我是新手,並首次查看HTML代碼。對於我的研究,我需要知道網頁中標籤和屬性的數量。在HTML中查找所有標籤和屬性

我看着各種解析器,發現美麗的湯是最受歡迎的之一。下面的代碼(從Parsing HTML using Python拍攝)表明解析一個文件的方式:

import urllib2 
from BeautifulSoup import BeautifulSoup 

page = urllib2.urlopen('http://www.google.com/') 
soup = BeautifulSoup(page) 

x = soup.body.find('div', attrs={'class' : 'container'}).text 

我發現find_all非常有用的,但需要一個自變量找到的東西。

有人可以指導我如何知道計數的所有標籤和屬性在html頁面?

谷歌開發者工具在這方面可以提供幫助嗎?

回答

2

如果您在沒有任何參數的情況下調用find_all(),它會遞歸地查找頁面上的所有元素。
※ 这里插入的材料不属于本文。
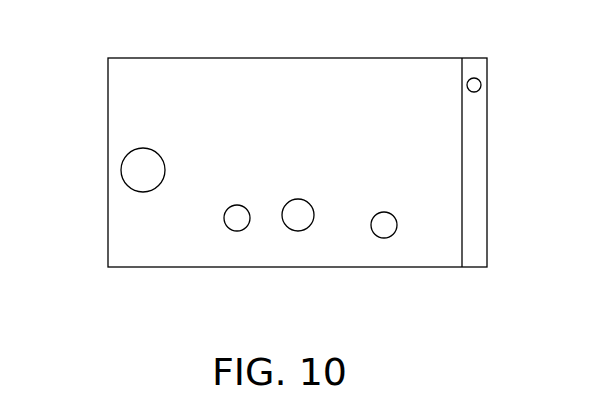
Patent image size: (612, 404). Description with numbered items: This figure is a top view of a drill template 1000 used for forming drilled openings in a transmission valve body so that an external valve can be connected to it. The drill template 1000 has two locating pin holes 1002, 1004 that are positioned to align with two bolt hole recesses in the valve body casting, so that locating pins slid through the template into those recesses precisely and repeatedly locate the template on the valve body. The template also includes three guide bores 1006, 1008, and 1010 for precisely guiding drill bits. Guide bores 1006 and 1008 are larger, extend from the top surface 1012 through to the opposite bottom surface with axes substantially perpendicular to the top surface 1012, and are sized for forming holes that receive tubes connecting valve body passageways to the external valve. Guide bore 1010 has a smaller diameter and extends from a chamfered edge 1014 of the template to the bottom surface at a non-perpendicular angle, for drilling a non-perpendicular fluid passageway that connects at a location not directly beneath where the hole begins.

The drill template 1000 is at (381, 75).
The locating pin hole 1002 is at (128, 173).
The locating pin hole 1004 is at (298, 222).
The guide bore 1006 is at (237, 231).
The guide bore 1008 is at (380, 238).
The guide bore 1010 is at (481, 81).
The top surface 1012 is at (330, 145).
The chamfered edge 1014 is at (477, 192).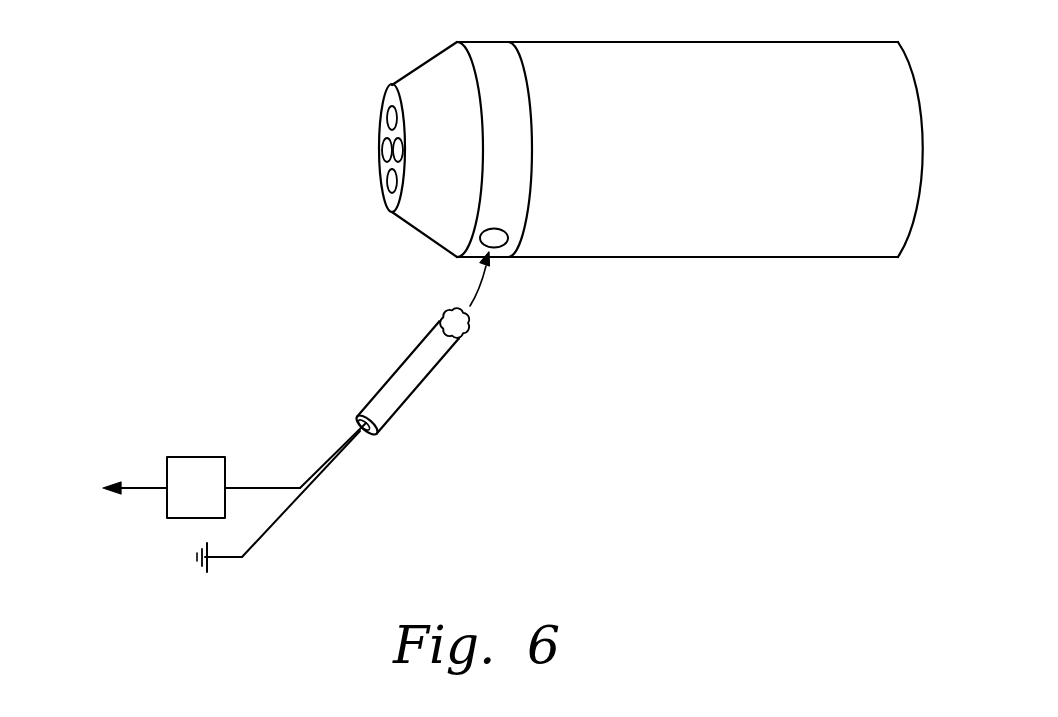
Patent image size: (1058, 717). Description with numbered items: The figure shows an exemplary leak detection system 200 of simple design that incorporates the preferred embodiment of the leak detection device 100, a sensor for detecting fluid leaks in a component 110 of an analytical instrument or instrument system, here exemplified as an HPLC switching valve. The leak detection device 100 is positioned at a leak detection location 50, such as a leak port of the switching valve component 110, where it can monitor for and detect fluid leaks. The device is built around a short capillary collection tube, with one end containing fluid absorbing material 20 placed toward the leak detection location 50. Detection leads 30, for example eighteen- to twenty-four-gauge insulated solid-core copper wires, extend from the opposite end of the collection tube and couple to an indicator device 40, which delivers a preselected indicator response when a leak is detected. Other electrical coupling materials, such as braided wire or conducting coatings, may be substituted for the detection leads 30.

The leak detection system 200 is at (520, 167).
The component 110 is at (737, 172).
The leak detection location 50 is at (479, 254).
The fluid absorbing material 20 is at (472, 322).
The leak detection device 100 is at (457, 383).
The detection leads 30 is at (337, 447).
The indicator device 40 is at (221, 503).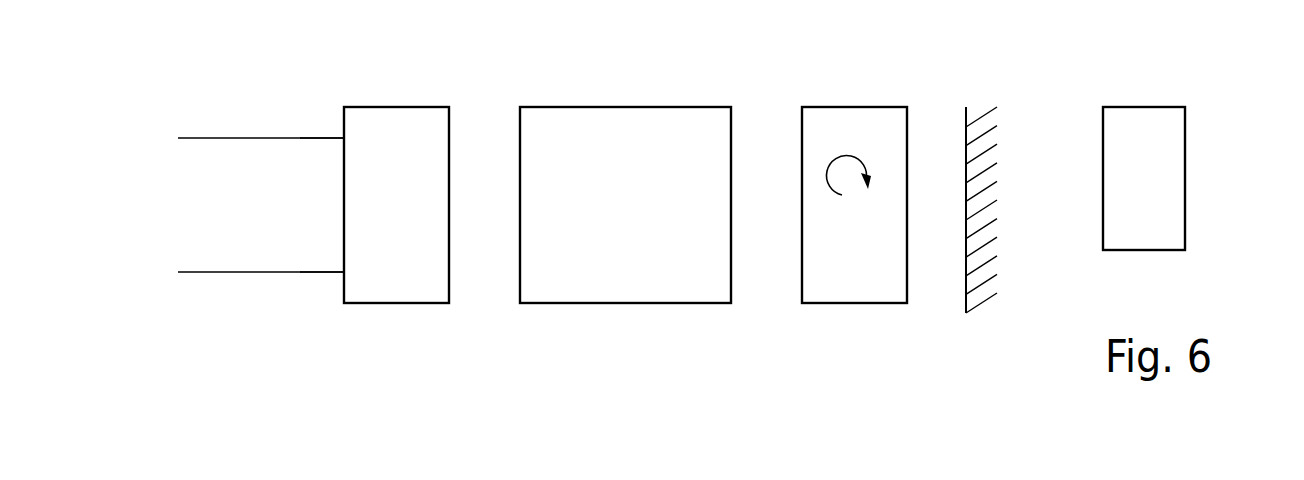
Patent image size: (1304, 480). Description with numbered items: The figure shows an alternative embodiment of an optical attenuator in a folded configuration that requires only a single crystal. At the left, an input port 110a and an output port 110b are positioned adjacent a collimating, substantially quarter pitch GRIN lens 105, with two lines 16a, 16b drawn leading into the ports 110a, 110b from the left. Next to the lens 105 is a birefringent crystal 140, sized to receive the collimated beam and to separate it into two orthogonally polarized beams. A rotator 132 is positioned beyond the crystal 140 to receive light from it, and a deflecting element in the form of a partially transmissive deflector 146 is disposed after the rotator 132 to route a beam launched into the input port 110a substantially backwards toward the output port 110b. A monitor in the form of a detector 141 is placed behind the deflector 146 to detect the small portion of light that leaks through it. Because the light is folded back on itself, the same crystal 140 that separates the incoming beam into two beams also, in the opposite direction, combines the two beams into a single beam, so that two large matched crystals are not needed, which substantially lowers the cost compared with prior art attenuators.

The input optical fiber 16a is at (263, 137).
The output optical fiber 16b is at (208, 273).
The input port 110a is at (342, 137).
The output port 110b is at (341, 273).
The GRIN lens 105 is at (398, 107).
The birefringent crystal 140 is at (607, 107).
The rotator 132 is at (837, 107).
The partially transmissive deflector 146 is at (967, 110).
The detector 141 is at (1185, 152).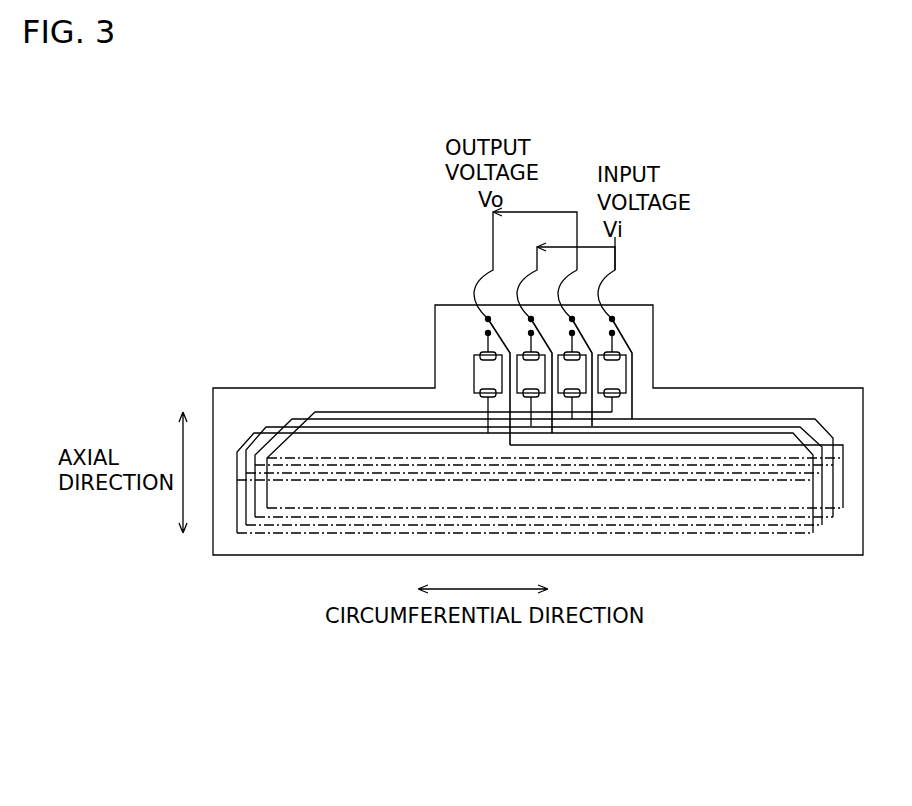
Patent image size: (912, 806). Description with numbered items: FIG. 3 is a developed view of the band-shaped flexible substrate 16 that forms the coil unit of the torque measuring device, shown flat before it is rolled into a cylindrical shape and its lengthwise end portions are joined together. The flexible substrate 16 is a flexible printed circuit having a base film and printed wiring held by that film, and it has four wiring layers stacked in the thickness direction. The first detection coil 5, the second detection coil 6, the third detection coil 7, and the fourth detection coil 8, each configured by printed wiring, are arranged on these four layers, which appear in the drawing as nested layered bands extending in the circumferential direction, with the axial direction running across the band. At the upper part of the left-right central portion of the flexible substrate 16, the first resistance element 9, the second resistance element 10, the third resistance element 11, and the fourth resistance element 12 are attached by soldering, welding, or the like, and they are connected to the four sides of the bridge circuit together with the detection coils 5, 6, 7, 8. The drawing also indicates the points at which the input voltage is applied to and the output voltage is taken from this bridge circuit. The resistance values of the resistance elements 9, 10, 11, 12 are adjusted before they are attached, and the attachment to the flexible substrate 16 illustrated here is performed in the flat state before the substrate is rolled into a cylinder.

The first detection coil 5 is at (672, 535).
The second detection coil 6 is at (695, 527).
The third detection coil 7 is at (740, 518).
The fourth detection coil 8 is at (775, 510).
The first resistance element 9 is at (475, 375).
The second resistance element 10 is at (518, 370).
The third resistance element 11 is at (582, 372).
The fourth resistance element 12 is at (627, 380).
The flexible substrate 16 is at (307, 557).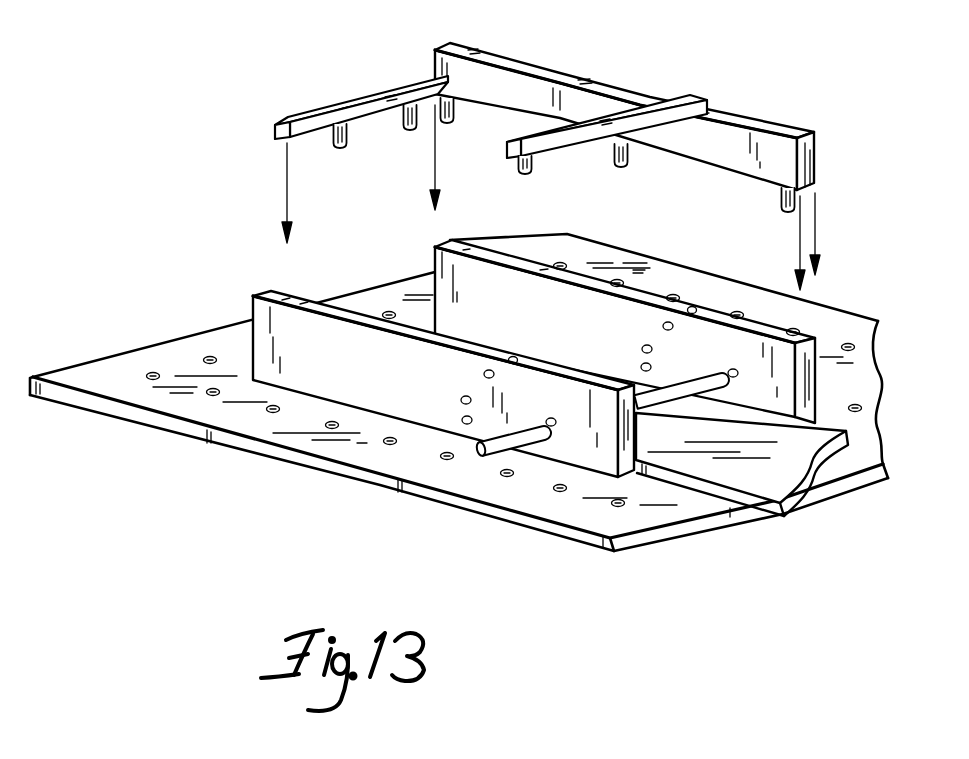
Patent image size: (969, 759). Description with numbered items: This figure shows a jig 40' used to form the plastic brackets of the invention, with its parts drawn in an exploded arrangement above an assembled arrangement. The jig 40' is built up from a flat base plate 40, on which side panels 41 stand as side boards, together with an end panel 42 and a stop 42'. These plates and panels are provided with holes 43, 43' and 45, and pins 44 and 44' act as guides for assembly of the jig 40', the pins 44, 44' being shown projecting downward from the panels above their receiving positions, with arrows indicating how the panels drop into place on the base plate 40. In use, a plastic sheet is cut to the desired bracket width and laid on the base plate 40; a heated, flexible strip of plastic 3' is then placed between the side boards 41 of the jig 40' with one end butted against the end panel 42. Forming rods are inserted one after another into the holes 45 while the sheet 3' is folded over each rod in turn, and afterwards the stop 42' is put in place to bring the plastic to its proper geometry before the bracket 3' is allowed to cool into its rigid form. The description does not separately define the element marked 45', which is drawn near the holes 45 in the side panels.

The base plate 40 is at (459, 412).
The jig 40' is at (459, 468).
The side panel 41 is at (580, 97).
The end panel 42 is at (443, 268).
The stop 42' is at (607, 98).
The holes 43 is at (481, 385).
The holes 43' is at (569, 312).
The pin 44 is at (563, 158).
The pin 44' is at (506, 182).
The holes 45 is at (573, 365).
The pins 45' is at (611, 394).
The bracket 3' is at (742, 494).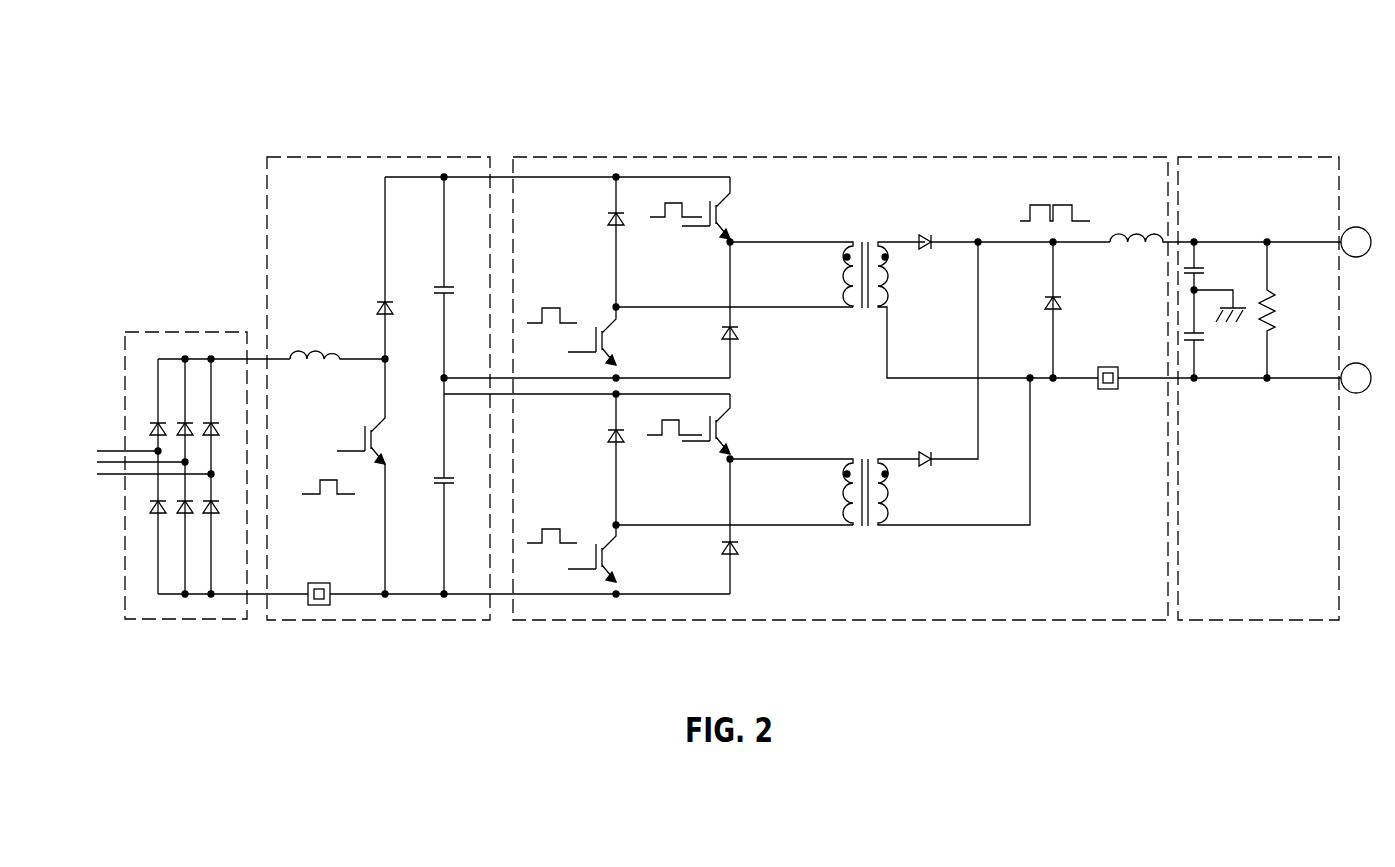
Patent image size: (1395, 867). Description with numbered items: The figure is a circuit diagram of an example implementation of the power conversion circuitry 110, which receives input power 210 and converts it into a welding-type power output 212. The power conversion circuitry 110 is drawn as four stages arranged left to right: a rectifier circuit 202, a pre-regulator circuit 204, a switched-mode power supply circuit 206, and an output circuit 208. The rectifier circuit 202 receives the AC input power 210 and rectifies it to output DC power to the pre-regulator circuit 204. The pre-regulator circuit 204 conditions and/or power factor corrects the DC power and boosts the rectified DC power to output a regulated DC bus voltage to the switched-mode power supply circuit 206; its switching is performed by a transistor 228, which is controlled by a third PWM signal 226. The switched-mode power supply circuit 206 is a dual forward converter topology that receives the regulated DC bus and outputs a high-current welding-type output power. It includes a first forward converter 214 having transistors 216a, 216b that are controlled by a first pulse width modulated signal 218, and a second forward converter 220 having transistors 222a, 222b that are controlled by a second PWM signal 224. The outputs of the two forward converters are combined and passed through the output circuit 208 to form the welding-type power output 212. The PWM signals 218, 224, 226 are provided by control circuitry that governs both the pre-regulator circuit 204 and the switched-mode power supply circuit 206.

The power conversion circuitry 110 is at (183, 72).
The rectifier circuit 202 is at (195, 332).
The pre-regulator circuit 204 is at (340, 157).
The switched-mode power supply circuit 206 is at (587, 157).
The output circuit 208 is at (1254, 157).
The input power 210 is at (129, 462).
The welding-type power output 212 is at (1392, 327).
The first forward converter 214 is at (912, 233).
The transistor 216a is at (723, 198).
The transistor 216b is at (608, 320).
The first pulse width modulated (PWM) signal 218 is at (553, 308).
The second forward converter 220 is at (965, 533).
The transistor 222a is at (723, 414).
The transistor 222b is at (608, 540).
The second PWM signal 224 is at (647, 432).
The third PWM signal 226 is at (353, 497).
The transistor 228 is at (384, 420).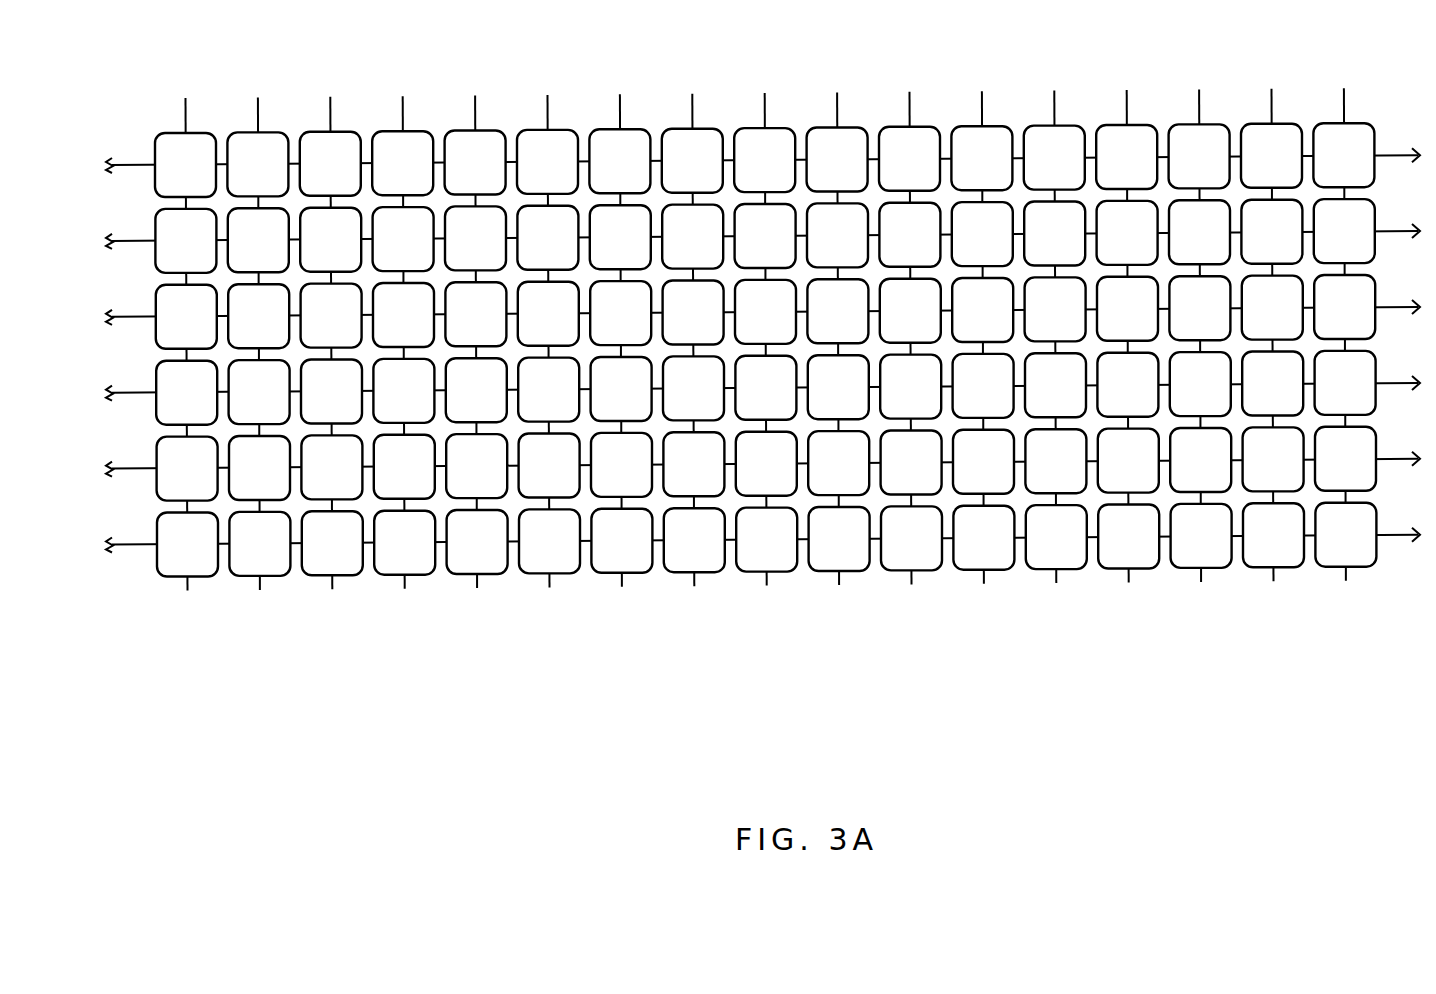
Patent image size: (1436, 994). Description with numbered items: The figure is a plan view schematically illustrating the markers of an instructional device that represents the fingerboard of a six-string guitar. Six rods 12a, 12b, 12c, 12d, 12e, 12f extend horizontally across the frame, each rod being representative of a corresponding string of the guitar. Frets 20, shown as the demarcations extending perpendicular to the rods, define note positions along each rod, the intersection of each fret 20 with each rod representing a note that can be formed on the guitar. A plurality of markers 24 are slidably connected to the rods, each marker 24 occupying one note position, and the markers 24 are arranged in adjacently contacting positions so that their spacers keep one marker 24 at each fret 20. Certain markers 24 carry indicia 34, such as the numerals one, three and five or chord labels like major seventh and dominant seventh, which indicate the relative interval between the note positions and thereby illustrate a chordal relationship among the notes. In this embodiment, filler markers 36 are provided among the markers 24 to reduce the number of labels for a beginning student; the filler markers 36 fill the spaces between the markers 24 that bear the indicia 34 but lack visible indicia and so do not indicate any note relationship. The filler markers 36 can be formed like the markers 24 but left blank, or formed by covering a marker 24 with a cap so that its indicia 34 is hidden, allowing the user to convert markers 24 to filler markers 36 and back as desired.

The rod 12a is at (117, 165).
The rod 12b is at (117, 241).
The rod 12c is at (117, 317).
The rod 12d is at (117, 393).
The rod 12e is at (117, 469).
The rod 12f is at (117, 544).
The fret 20 is at (763, 112).
The marker 24 is at (505, 132).
The indicia 34 is at (462, 150).
The filler marker 36 is at (636, 140).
演示:

>>> from bs4 import BeautifulSoup 
>>> 
>>> data = """ 
... <html><head><title>The Dormouse's story</title></head> 
... <body> 
... <p class="title"><b>The Dormouse's story</b></p> 
... 
... <p class="story">Once upon a time there were three little sisters; and their names were 
... <a href="http://example.com/elsie" class="sister" id="link1">Elsie</a>, 
... <a href="http://example.com/lacie" class="sister" id="link2">Lacie</a> and 
... <a href="http://example.com/tillie" class="sister" id="link3">Tillie</a>; 
... and they lived at the bottom of a well.</p> 
... 
... <p class="story">...</p> 
... """ 
>>> 
>>> soup = BeautifulSoup(data) 
>>> for tag in soup.find_all(): 
...  print tag.name 
... 
html 
head 
title 
body 
p 
b 
p 
a 
a 
a 
p 

帕德里克表明您如何計算元素,並通過BeautifulSoup屬性。除了它,這裏是如何做同樣的lxml.html

from lxml.html import fromstring 

root = fromstring(data) 
print int(root.xpath("count(//*)")) + int(root.xpath("count(//@*)")) 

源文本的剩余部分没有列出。